Figure 4. Actin network disassembly in the rear of detergent-extracted keratocyte cytoskeletons is ATP-dependent and blebbistatin-sensitive, consistent with a direct role for myosin II in this process.

a–d, ATP triggers an acute loss of actin network in the rear region of the cell, where myosin II is localized (compare Fig. 1f). a, A detergent-extracted and phalloidin-labeled keratocyte cytoskeleton⁶. b, The same cytoskeleton 7 min after addition of 1 mM ATP. c, Overlay of initial frame (a, cyan) and frame at 7 min (b, yellow); regions with increase, decrease, or no change in net intensity appear yellow, cyan, or white, respectively. d, Time evolution of fluorescence intensities (normalized at t = 0) in the indicated regions.
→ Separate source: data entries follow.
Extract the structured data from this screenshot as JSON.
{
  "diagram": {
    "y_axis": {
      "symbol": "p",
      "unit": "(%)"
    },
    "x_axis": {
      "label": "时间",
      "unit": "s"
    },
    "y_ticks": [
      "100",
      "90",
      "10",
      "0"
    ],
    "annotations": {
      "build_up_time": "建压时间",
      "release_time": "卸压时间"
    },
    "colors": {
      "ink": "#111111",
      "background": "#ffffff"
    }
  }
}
Time points for a mock buffer wash (chevron) and ATP addition (black arrowhead) are indicated. e–h, In a cell treated with 50 μM blebbistatin for 30 min prior to extraction, addition of ATP does not induce a loss of actin network. There is a slow loss of fluorescence due to photobleaching or background dissociation. i–l, The F-actin severing protein villin rapidly disassembles the lamellipodial actin network, demonstrating that this part of the cytoskeleton is not protected against a general disassembling activity. 0.1 μM GST-villin was added instead of ATP (arrow in l). m–t, Addition of GST-villin (arrows in p, t) in addition to ATP (arrowheads in p, t), in either order, results in complete, rapid disassembly of the actin network. Compare Supplementary Movie 4.